Storms are a test of political leadership. Snowstorms in the US often upend mayors and governors who appear unprepared. Hurricane Katrina undermined Bush 43. Hurricane Sandy showed President Obama off to good advantage.

The jury is still out on President Trump’s reaction to Harvey, which hit the Texas Gulf Coast yesterday morning and is now flooding Houston. He did a good job of appearing to be prepared on Friday: holding meetings, tweeting mightily, and touting the cooperation among the local, state and federal governments. Bluster is one of his favorite modes.

This morning there are less convincing signs. He has tweeted about subjects other than the storm (a disreputable friend’s book, Missouri politics, the border wall with Mexico), in an obvious effort to distract attention from the storm. Distraction is another one of his favorite modes.

He is also claiming the storm is unprecedented. That isn’t true. What is true is that he recently revoked Obama-imposed standards for flood protection, apparently because they were designed as a response to the climate change that Trump denies is happening (or denies is due to human activity, or denies is harmful, or…).

That was done so recently it won’t have any impact on the damage due to Harvey, but the sad fact is that the US is not well-prepared for storms. We allow building in areas that are likely to get flooded, even rebuilding in those areas after a devastating storm. Much of this is paid for by US government-sponsored flood insurance, or Federal Emergency Management Administration loans and grants. The criteria for building vary widely from jurisdiction to jurisdiction.

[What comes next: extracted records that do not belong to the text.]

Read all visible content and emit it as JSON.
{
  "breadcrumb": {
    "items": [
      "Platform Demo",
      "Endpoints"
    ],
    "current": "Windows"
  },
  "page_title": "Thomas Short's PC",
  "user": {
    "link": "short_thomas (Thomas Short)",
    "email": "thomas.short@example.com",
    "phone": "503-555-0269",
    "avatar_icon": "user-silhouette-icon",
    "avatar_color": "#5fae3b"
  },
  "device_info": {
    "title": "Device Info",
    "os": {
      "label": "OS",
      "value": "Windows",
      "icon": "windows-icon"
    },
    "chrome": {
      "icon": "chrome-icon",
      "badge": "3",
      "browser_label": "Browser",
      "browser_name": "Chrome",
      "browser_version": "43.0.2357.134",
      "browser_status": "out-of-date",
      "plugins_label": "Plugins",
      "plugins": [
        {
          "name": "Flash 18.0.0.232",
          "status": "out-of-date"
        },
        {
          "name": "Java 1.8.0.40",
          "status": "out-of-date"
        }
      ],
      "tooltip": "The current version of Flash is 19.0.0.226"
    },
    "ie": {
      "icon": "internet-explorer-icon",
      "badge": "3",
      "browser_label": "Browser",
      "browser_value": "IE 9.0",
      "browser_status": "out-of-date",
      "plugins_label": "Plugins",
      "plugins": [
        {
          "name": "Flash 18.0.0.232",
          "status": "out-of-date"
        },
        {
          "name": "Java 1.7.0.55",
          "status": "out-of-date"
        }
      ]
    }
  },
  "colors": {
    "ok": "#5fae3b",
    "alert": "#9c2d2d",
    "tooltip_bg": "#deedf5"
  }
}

Houston seems likely to get the brunt of Harvey, which is now stalled there and dumping feet of rain per day on the fourth largest city in the country, with 2.3 million inhabitants. Damage is likely to be catastrophic, particularly if the storm remains there and doesn’t move to the north or east as previously predicted. Deaths so far have been few (only 2), but look for that number to rise. The aftermath can be more deadly than the storm itself, as water drains slowly and people run out of supplies. Remember New Orleans?

Trump can be happy for one thing: the storm has obliterated news of North Korea’s missile tests Saturday morning. No one is noticing that so far Washington has not responded, despite threatening fire and fury and claiming to be locked and loaded. The sad fact is there is nothing much military we can do, because of Pyongyang’s threat to South Korea and Japan. The diplomatic track is opaque, but we can hope something is moving there.

It is hard not to notice when the Secretary of State, speaking of American values, refuses to defend the President and instead says he speaks for himself. Tillerson, heretofore largely an advocate of a values-free foreign policy, disowns the President of the United States because of values? I thought I’d never see the day. I can’t wait for Trump’s wack back at Tillerson, or will he be too busy claiming the response to Harvey is really good?